The "Big Sweep"  sits outside the Denver Art Museum in the Golden Triangle neighborhood, which was certified as a creative district by the state of Colorado in June 2016.

(Corey H. Jones/CPR News)

The artists behind the Denver Art Museum's iconic broom and dustpan sculpture are the focus of a new exhibition at the museum.

Claes Oldenburg and Coosje van Bruggen are known for taking mundane objects and transforming them into imaginative and often enormous sculptures, like the "Big Sweep" piece permanently installed outside.

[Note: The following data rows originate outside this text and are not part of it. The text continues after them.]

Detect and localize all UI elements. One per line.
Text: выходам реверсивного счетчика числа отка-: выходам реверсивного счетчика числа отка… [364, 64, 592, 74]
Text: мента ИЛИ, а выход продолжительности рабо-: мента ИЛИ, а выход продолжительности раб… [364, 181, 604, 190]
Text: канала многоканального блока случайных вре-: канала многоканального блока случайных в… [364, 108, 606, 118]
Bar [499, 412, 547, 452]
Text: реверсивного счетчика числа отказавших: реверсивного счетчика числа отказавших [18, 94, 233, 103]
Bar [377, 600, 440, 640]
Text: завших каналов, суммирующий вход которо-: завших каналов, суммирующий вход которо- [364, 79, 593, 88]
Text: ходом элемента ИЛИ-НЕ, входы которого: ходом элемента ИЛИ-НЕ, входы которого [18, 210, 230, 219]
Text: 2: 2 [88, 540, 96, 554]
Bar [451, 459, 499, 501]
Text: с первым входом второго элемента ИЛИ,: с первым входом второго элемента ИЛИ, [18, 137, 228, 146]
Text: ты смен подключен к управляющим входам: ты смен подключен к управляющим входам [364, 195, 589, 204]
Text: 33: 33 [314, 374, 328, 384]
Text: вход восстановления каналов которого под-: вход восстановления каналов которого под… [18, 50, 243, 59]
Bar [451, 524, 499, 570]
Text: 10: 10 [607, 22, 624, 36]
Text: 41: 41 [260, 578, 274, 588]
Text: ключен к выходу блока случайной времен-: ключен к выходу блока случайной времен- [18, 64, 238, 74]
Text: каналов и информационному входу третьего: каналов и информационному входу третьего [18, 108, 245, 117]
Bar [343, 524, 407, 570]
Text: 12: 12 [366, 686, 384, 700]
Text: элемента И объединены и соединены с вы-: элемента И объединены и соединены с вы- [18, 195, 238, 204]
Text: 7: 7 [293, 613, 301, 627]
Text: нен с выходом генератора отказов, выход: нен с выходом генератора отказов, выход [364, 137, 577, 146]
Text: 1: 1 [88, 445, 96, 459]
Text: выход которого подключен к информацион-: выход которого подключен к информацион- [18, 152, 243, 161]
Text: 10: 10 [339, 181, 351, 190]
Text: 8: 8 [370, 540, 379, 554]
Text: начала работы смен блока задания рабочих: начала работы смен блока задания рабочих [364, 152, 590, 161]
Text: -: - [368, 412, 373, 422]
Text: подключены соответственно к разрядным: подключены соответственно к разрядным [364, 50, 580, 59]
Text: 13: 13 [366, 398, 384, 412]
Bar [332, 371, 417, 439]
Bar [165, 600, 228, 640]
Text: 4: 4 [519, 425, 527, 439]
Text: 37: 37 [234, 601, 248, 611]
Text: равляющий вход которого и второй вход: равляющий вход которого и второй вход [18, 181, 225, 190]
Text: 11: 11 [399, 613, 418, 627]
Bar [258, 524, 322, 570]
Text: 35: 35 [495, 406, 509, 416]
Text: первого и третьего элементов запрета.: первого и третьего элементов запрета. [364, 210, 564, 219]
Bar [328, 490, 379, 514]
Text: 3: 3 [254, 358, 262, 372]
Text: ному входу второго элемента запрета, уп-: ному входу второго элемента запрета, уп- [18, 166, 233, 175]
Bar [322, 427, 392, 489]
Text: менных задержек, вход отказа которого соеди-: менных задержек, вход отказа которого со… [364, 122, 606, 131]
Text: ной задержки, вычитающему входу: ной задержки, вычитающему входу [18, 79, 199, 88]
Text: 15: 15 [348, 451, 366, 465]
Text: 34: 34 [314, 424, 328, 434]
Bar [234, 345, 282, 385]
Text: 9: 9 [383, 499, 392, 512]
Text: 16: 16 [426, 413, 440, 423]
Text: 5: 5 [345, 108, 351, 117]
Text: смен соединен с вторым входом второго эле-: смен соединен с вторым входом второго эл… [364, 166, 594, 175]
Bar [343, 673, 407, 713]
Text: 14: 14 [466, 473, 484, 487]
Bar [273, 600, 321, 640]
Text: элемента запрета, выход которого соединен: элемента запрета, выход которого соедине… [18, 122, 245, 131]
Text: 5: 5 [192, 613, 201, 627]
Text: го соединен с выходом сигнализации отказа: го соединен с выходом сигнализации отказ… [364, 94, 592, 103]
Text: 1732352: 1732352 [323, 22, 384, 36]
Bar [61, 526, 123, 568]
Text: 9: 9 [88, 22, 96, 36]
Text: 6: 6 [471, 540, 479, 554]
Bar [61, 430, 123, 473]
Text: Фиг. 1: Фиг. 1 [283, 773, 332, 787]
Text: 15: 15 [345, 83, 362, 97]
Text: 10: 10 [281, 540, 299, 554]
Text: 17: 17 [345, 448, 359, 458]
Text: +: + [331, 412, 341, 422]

This new exhibit focuses on the artists' drawings, including an exclusive presentation of eight sketches of the "Big Sweep." The museum’s curator of modern and contemporary art, Becky Hart says, “Drawings are the tool that an artist uses to develop their thoughts.”

There’s an emphasis on Oldenburg, with works spanning 40 years of his artistic career.

“The drawings in this show demonstrate Oldenburg’s agility and wit,” Jules Augur, who curated this show, says. “His stunning leap of imagination to go from portraying everyday objects as ideas for grand monuments... was a huge breakthrough.”

The exhibition features artwork on loan from the Whitney Museum of American Art in New York, the Oldenburg and van Bruggen studio and the Ryobi Foundation Collection.

Claes Oldenburg with Coosje van Bruggen: Drawings” runs Oct. 7, 2018 - Jan. 6, 2019 at the Denver Art Museum.